A device identified only as the “Motorola One” appeared in the database of smartphone benchmarking tool Geekbench earlier today, with its moniker pointing to one of the Lenovo-owned company’s first notch-equipped handsets that AndroidHeadlines exclusively revealed earlier this summer. The listing that can be seen below is largely in line with previous rumors about the device, suggesting the handset will run Android 8.1 Oreo out of the box and offer 4GB of RAM.
The motherboard of Qualcomm’s Snapdragon 625 is also mentioned as being part of the package, indicating that the Motorola One will likely be seeking to compete in the lower mid-range segment of the smartphone market.

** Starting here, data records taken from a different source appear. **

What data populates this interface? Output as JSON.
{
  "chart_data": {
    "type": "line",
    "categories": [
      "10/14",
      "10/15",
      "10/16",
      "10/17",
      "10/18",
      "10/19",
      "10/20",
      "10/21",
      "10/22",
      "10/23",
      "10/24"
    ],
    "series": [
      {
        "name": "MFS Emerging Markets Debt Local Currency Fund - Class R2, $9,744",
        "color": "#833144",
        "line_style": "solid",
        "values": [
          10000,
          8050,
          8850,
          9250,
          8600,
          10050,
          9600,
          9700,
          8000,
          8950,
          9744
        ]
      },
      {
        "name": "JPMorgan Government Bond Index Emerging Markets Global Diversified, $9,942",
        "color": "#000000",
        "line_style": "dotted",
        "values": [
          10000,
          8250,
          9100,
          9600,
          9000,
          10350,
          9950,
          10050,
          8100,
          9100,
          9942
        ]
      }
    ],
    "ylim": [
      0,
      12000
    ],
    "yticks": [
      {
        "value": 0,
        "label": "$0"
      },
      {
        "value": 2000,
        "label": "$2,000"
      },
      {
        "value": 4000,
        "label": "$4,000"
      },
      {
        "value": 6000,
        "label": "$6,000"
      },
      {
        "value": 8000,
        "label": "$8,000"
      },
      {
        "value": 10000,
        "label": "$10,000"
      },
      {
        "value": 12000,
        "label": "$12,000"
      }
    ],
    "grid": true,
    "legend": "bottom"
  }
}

The chip in question has already been implemented in a wide variety of devices over the last couple of the years, finding its way inside the likes of Xiaomi Redmi Y2, Mi A1, Vivo V9, and the ASUS ZenFone 3. Motorola itself already commercialized the same silicon with the Moto G5 and Moto G5s Plus. With the base frequency of the Snapdragon 625 powering the Motorola One sitting at just over 2GHz, it doesn’t appear that the handset maker made any significant changes to the implementation used by the Moto G5 line.
The newly sighted benchmark listing doesn’t reveal any other details about the handset, though previous reports and a high-resolution leak that can be seen above already detailed the Motorola One on a number of fronts. Its very name suggests Motorola is now looking to at least partially move away from the Moto brand, whereas the overall look of the handset is similar to that of the Moto P30 introduced yesterday in China, albeit with slightly different rear camera placement. 64GB of storage space is also expected to be part of the package, together with an 8-megapixel front camera and a 12-megapixel rear module supported by another 5-megapixel unit. The Motorola One is expected to debut alongside similar-looking Motorola One Power later this year in white, black, and possibly even more color options.